2.1 Invocation Basics

But never mind those technicalities!

Invocation is, in all its uses and aspects, a form of communication. We use invocation to tell deities exactly what we want them to do, and how. Of course, modern invocation does not require one to be fluent in music, thanks to our dear friend the chordophone, which permits the creation of music through a mediator language: a form of shorthand that will henceforth be called parser notation.

You would probably have heard of international parser modules, adapted to take instructions in other languages—but that will not be our concern in this volume. The classic Belan version alone is our concern. It says so on the cover.

Tip: If Belan isn't your first language, don't fret! You don't need to be good at Belan to invoke—you just need a good textbook. And we are pleased to inform you that you are holding one right now.

An invocation is a simple process of three steps.

First: writing. What do you wish to achieve? In order to achieve it, what must the deity do? What is the series of commands you need to issue to the deity?

Once you’ve considered these, you will type your instructions onto a strip of treated vellum (sold as invocation paper or voca paper). A strip carrying a full set of instructions is what we call a voca. The term “voca” is also used to refer to the instruction set by itself.

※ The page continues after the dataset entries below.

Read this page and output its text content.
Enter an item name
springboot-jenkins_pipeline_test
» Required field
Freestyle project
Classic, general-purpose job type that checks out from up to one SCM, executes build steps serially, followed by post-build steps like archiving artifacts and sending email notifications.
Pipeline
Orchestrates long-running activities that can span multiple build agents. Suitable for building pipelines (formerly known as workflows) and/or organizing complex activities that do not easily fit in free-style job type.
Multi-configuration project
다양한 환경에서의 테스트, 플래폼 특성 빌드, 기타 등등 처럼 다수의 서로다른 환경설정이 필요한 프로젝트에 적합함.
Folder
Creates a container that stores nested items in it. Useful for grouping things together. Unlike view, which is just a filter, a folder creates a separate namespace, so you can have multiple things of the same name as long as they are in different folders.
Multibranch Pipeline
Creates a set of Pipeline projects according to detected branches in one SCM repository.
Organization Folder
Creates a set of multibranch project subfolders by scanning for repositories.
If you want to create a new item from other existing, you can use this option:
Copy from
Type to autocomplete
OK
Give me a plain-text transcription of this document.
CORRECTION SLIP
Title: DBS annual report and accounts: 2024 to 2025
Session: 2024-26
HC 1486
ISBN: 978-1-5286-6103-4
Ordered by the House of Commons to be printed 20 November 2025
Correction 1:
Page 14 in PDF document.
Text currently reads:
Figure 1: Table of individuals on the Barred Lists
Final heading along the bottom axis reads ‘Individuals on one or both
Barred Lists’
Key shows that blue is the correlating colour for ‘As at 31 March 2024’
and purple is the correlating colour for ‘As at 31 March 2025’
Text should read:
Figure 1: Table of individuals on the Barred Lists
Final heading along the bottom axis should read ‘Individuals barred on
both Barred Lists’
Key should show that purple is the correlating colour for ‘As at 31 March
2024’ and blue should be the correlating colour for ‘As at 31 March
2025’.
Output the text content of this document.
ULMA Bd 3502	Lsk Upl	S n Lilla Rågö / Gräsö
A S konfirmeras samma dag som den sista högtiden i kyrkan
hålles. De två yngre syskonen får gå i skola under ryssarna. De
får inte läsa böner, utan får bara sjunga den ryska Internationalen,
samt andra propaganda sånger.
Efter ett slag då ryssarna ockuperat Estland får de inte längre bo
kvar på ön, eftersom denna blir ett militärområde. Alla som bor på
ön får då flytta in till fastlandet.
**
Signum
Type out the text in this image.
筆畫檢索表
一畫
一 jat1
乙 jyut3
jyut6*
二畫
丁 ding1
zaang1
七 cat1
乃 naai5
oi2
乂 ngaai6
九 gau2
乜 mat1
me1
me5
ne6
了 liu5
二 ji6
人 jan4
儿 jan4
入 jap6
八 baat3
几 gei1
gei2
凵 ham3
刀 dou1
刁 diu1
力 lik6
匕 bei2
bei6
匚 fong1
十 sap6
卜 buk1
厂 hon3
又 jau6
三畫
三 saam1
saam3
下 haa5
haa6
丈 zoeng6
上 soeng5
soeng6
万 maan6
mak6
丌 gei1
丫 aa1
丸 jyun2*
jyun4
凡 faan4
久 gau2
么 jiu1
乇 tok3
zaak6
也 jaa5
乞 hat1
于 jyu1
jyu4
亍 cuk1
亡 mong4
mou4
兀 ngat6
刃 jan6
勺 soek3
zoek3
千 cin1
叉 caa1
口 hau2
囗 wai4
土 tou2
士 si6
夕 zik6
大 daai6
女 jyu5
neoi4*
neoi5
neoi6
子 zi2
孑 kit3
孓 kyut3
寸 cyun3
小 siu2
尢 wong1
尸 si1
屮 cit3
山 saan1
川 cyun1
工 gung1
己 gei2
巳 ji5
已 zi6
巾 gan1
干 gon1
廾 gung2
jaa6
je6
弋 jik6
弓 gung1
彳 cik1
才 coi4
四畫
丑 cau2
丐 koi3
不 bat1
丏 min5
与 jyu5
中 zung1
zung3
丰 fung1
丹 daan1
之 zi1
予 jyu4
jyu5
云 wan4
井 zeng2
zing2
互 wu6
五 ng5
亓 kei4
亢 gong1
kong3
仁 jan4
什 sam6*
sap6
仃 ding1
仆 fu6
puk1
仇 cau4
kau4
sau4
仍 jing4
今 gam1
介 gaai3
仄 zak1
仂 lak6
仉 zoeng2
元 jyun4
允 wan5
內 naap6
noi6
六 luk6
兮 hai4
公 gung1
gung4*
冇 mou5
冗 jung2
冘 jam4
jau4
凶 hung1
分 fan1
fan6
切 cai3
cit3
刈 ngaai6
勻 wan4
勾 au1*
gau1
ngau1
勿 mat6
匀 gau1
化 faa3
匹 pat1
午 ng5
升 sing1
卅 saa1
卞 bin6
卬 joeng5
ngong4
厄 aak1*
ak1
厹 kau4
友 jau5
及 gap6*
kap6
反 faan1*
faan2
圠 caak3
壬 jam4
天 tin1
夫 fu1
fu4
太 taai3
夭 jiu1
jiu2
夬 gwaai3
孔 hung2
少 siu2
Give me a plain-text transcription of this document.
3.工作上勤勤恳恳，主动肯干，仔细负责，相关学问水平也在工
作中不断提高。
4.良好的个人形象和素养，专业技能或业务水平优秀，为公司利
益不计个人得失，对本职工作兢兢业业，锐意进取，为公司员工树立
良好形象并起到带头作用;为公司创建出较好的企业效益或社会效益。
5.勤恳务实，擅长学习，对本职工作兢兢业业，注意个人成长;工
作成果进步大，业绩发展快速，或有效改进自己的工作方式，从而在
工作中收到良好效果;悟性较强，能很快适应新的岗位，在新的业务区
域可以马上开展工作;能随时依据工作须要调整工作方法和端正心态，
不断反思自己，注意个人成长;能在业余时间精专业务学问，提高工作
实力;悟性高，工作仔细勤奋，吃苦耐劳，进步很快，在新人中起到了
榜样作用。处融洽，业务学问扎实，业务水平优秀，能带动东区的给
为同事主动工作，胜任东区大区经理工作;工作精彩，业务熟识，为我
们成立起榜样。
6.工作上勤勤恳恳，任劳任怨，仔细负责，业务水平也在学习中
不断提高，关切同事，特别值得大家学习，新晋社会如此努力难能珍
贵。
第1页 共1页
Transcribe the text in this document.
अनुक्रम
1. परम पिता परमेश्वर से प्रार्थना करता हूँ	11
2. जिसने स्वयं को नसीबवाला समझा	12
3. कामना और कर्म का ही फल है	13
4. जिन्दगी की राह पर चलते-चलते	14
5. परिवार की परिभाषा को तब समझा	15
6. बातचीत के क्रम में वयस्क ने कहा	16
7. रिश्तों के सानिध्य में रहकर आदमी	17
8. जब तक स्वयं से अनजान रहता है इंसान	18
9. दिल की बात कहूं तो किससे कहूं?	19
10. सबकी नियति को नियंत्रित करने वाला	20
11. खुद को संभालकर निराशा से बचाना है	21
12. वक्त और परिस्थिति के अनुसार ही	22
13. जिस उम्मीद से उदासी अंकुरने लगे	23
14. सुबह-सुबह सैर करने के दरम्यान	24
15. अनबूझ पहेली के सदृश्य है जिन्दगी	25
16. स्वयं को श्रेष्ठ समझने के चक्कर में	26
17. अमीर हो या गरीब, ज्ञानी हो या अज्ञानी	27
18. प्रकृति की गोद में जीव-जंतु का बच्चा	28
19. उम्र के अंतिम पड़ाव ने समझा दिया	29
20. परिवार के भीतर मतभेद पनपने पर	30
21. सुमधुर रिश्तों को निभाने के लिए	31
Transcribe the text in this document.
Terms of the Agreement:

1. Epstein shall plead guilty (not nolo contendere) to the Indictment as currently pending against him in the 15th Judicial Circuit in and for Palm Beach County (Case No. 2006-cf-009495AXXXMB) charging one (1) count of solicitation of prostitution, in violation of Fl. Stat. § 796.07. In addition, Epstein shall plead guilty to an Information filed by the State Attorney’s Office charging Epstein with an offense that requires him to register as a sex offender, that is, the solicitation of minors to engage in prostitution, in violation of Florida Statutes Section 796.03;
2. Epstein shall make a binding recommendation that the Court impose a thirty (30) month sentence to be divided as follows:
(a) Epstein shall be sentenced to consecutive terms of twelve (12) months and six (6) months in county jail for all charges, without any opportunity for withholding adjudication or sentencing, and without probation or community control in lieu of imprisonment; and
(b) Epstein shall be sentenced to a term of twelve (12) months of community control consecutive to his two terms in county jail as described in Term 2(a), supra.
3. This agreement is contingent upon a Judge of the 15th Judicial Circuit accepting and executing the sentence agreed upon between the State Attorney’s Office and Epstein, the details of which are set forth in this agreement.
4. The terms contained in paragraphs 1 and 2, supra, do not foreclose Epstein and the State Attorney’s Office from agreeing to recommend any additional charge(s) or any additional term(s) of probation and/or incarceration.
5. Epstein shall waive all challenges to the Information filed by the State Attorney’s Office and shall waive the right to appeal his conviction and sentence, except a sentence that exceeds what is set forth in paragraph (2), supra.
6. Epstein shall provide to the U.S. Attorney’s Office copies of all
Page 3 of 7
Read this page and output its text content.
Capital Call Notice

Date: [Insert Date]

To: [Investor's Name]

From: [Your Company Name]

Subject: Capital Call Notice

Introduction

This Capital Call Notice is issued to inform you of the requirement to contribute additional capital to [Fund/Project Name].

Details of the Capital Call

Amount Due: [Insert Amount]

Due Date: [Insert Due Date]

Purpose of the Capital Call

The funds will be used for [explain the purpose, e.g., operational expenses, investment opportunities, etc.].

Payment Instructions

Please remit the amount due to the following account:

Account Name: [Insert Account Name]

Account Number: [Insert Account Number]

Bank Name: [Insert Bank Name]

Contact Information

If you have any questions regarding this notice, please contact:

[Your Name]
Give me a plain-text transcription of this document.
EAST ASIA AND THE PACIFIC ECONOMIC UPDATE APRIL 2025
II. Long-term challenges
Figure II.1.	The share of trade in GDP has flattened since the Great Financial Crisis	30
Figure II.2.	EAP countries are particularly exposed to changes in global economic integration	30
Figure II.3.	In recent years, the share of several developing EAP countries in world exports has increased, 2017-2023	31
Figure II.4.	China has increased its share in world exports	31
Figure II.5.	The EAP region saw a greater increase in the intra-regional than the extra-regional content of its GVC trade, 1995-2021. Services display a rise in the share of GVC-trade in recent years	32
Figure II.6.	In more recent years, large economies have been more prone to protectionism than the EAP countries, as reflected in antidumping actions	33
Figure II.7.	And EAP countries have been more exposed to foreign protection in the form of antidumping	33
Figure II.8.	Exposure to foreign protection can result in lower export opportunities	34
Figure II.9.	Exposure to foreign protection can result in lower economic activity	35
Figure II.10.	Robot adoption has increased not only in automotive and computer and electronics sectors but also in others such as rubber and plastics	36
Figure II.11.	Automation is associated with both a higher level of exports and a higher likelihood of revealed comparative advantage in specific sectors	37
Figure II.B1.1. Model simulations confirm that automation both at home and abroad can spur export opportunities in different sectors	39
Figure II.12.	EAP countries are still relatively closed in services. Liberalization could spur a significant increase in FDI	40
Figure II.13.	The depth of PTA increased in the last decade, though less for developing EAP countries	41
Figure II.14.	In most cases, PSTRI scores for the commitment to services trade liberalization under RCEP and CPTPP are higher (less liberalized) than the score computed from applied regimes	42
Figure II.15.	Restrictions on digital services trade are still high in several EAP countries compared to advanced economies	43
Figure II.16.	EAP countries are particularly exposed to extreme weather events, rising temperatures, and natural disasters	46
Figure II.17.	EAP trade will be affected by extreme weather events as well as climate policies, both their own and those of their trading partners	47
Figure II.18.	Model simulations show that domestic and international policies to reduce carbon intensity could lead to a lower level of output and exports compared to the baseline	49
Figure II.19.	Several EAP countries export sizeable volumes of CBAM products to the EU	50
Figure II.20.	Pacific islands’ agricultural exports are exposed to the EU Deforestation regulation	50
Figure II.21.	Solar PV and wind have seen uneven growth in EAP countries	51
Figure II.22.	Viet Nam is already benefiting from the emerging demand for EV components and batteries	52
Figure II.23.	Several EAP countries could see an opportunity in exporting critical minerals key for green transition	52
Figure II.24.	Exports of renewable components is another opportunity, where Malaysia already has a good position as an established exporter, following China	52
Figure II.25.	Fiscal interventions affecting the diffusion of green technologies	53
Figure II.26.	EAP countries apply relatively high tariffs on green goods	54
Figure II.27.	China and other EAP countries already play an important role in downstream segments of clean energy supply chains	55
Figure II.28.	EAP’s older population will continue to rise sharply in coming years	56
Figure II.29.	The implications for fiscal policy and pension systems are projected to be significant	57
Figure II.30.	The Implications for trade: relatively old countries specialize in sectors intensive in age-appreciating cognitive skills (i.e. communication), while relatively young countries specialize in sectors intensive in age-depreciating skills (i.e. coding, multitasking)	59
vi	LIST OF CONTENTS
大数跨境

The performance stage is when you feed the voca into the parser. Through a series of circuits, it tells the mechanisation unit how to move the bows across the strings. The resultant music is audible to deities.

Then comes the execution stage, where the deity hears your music, arrives at your location, punctures our stratum, and does all your work for you.

It bears mentioning that modern invocation (what most of us mean when we use the term invocation) refers strictly to the machine-mediated process described above. All methods involving singing, the playing of instruments by hand, and the manual operation of chordophones are generally referred to as primitive invocation, or colloquially, primvocation.

This book covers modern invocation only, as we hope you were aware when you purchased it.

2.2 Deity Capabilities in General

255 deities have been discovered and named so far, the list of which can be found in Appendix A. This is a very important list. You’d probably want to have one taped to your chordophone. We will look at deities in greater detail in Chapter 4: Deities.

All deities have the same skill set, theoretically. But research has revealed that they, like we, have preferences for certain tasks and even for certain kinds of performers. It is every performer’s job to familiarise themself with the various deities and develop rapport with any number of them.

Every known action is represented by a command in parser vocabulary. In simple terms, that means that if there’s something a deity can do, there is a word for it in the parser dictionary. For example, as you will later learn, every deity is able to manifest. That is, to bring their attention to you.

Every deity can do this, but some prefer certain conditions to others: the goddess Laveda prefers taking the orders of a person afloat at sea, while Ceida tends to operate best during thunderstorms.